Their goal is to prove that yes, indeed, just like the Mississippi and the Potomac, Los Angeles' river is worthy of navigation -- maybe not by cargo ships, but at least by canoes.
Web of tributaries
The drama got its start not on the river but in a far-flung web of tributaries in the Santa Susana Mountains north of Chatsworth.
There, rancher Wayne Fishback hoped to fill some seemingly dry stream beds to build a road and prevent erosion on his sweeping mountain property above Brown Canyon Wash, a tributary of the Los Angeles River. He asked for guidance from the Corps of Engineers, which regulates parts of the Clean Water Act.
Fishback's request landed on the desk of Aaron Allen, chief of the Corps' North Coast office in Ventura, who holds a UCLA doctorate in fluvial geomorphology, or how streams shape the land.
Ten years ago, Allen's job would have been easier. In those days, federal clean-water laws typically covered the seasonal streams, marshes and pools common in the arid West.
All that changed with the 2006 Supreme Court decision in which Justice Anthony Kennedy wrote that the Clean Water Act would apply to a water body if it had a "significant nexus" with "traditional navigable waters."
So Allen's review ballooned into a full-scale review of the Los Angeles River. He concluded that only 1.75 miles of the river upstream from the ocean is navigable.
The remaining 49-mile stretch -- which cuts north through southern Los Angeles County and then west into the San Fernando Valley -- did not meet the legal test of being navigable, he wrote.
"Presently, the occasional use of kayaks and/or canoes on other reaches of the river are sporadic and do not support any associated commerce," Allen wrote in the March 20 memorandum.
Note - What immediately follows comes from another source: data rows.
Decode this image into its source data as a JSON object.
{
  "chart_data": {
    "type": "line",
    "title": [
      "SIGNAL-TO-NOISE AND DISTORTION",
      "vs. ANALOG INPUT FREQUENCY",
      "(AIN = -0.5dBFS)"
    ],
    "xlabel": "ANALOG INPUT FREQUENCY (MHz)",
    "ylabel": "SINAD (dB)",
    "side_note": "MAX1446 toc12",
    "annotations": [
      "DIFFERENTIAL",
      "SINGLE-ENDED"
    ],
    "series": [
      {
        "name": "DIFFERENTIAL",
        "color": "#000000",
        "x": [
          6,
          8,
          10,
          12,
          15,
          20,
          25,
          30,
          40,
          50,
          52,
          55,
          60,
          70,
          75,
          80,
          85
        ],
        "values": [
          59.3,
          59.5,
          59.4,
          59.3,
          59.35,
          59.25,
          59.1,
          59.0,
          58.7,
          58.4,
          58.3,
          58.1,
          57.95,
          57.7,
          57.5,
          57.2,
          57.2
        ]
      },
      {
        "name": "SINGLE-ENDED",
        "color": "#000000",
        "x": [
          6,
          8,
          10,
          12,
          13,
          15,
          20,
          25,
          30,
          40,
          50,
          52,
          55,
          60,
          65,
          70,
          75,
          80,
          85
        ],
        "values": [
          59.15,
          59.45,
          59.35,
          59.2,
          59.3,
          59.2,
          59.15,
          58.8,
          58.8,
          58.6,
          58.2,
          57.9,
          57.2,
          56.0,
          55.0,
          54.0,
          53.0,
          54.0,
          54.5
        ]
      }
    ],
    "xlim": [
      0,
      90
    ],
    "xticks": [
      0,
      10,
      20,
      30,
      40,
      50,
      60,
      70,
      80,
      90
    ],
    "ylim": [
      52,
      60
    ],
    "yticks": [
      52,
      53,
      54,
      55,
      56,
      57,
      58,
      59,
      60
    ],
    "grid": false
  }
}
Nor could he find evidence of historical navigation.
"Finally, the capacity to provide navigation at some point in the future is highly doubtful given the river's configuration, hydrology and fundamental use as a flood control channel."
Memo leaked
For Fishback, that was good news: His land lies so far upstream from the PCH bridge that he probably can fill four of his streams without navigating the time-consuming permit process.
But when the Corps memorandum was leaked to river advocates in April, the uproar ensued.
George Wolfe, a Venice-based kayaker who founded the satire website www.lalatimes.com, helped create a video last year featuring him commuting by kayak on the river in a business suit.
"As a boater with some 30-plus years of boating I can honestly say that it's a perfectly navigable river," he said in a letter submitted to the Corps along with the video.
Some local officials are urging the Corps to conduct its review in public.
"My agency wasn't consulted, wasn't made aware of it," said Tracy Egoscue, executive officer of the Los Angeles Regional Water Quality Control Board, who learned about the decision from the EPA and criticized the lack of citizen input.
Magness said the Corps invested countless hours in the decision and conferred with other federal, state and local officials. "By no means have we done anything without public involvement."
But for Egoscue and others, the designation reaches beyond the thicket of environmental bureaucracy.
Egoscue characterizes the Corps' decision as showing "a fundamental lack of understanding and respect for the resource to come in and make a decision without citizen involvement."
"It's not just about the law and the permits this board writes," she said. "It's about the perception of the river. . . . The Los Angeles River is our Potomac."